Musing in a 2005 collection A Man Without a Country, Vonnegut famously wrote, "I am going to sue the Brown & Williamson Tobacco Company, manufacturers of Pall Mall cigarettes, for a billion bucks! . . . [F]or many years now, right on the package, Brown and Williamson have promised to kill me. But I am now 82. Thanks a lot, you dirty rats. The last thing I ever wanted was to be alive when the three most powerful people on the whole planet would be named Bush, Dick and Colon." Indeed, in the 2000s, in essays for the magazine In These Times and interviews, Vonnegut became an irascible and untempered critic of the Bush administration's austerity at home and adventurism abroad. In 2003, he told his editor in an In These Times interview, that the U.S. "might as well have been invaded by Martians and body snatchers.
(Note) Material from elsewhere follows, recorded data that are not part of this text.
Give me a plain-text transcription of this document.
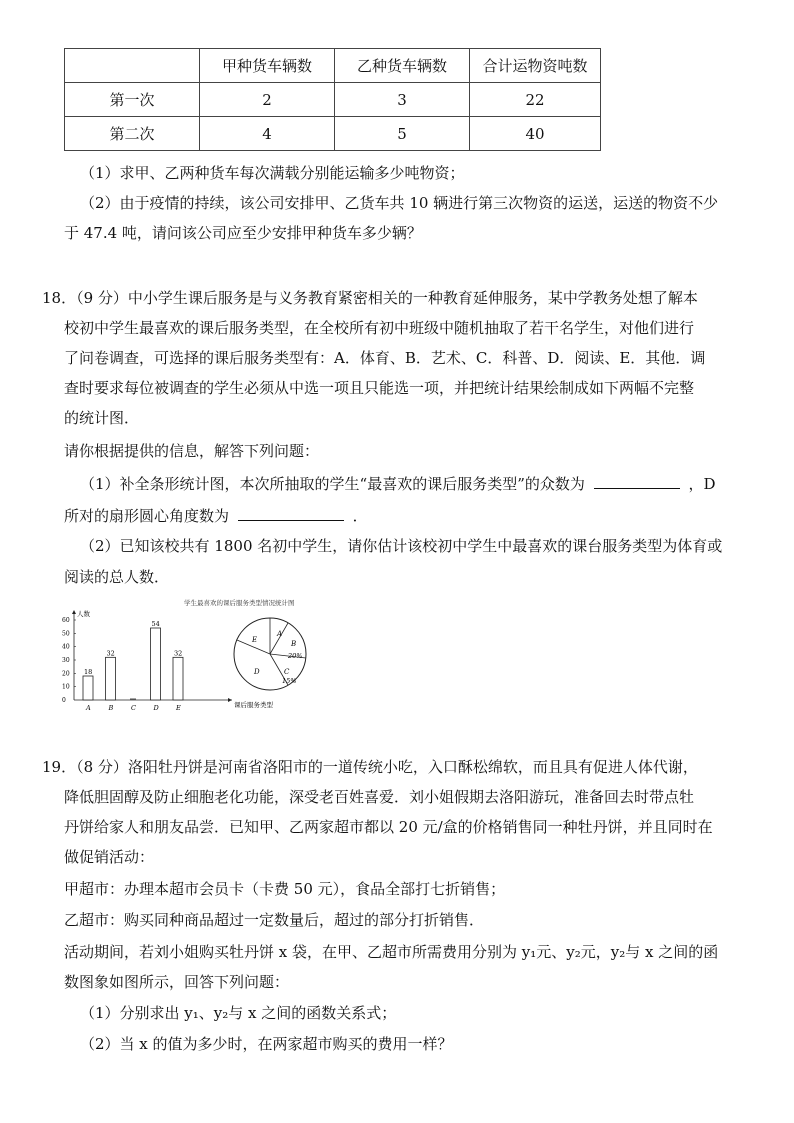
	甲种货车辆数	乙种货车辆数	合计运物资吨数
第一次	2	3	22
第二次	4	5	40
（1）求甲、乙两种货车每次满载分别能运输多少吨物资；
（2）由于疫情的持续，该公司安排甲、乙货车共 10 辆进行第三次物资的运送，运送的物资不少
于 47.4 吨，请问该公司应至少安排甲种货车多少辆？
18．（9 分）中小学生课后服务是与义务教育紧密相关的一种教育延伸服务，某中学教务处想了解本
校初中学生最喜欢的课后服务类型，在全校所有初中班级中随机抽取了若干名学生，对他们进行
了问卷调查，可选择的课后服务类型有：A．体育、B．艺术、C．科普、D．阅读、E．其他．调
查时要求每位被调查的学生必须从中选一项且只能选一项，并把统计结果绘制成如下两幅不完整
的统计图．
请你根据提供的信息，解答下列问题：
（1）补全条形统计图，本次所抽取的学生“最喜欢的课后服务类型”的众数为	，D
所对的扇形圆心角度数为	．
（2）已知该校共有 1800 名初中学生，请你估计该校初中学生中最喜欢的课台服务类型为体育或
阅读的总人数．
学生最喜欢的课后服务类型情况统计图
人数
课后服务类型
60
50
40
30
20
10
0
A
18
B
32
C	D
54
E
32
A
B
20%
C
15%
D
E
19．（8 分）洛阳牡丹饼是河南省洛阳市的一道传统小吃，入口酥松绵软，而且具有促进人体代谢，
降低胆固醇及防止细胞老化功能，深受老百姓喜爱．刘小姐假期去洛阳游玩，准备回去时带点牡
丹饼给家人和朋友品尝．已知甲、乙两家超市都以 20 元/盒的价格销售同一种牡丹饼，并且同时在
做促销活动：
甲超市：办理本超市会员卡（卡费 50 元），食品全部打七折销售；
乙超市：购买同种商品超过一定数量后，超过的部分打折销售．
活动期间，若刘小姐购买牡丹饼 x 袋，在甲、乙超市所需费用分别为 y₁元、y₂元，y₂与 x 之间的函
数图象如图所示，回答下列问题：
（1）分别求出 y₁、y₂与 x 之间的函数关系式；
（2）当 x 的值为多少时，在两家超市购买的费用一样？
Sometimes I wish it had been. What has happened, though, is that it has been taken over by means of the sleaziest, low-comedy, Keystone Cops-style coup d'etat imaginable. And those now in charge of the federal government are upper-crust C-students who know no history or geography, plus not-so-closeted white supremacists, a.k.a. 'Christians' . . ." In 2007, Vonnegut took a supporting role in the indie film "Never Down," but in the spring of that year, he fell in his home, suffering head trauma. Hospitalized for several weeks, he never recovered and died on Apr. 11, 2007, in Manhattan. A posthumous collection of never-published short stories and personal correspondence, Armageddon in Retrospect, was published in 2008. In 2009, A Man Without a Country lent its title to a documentary on the author.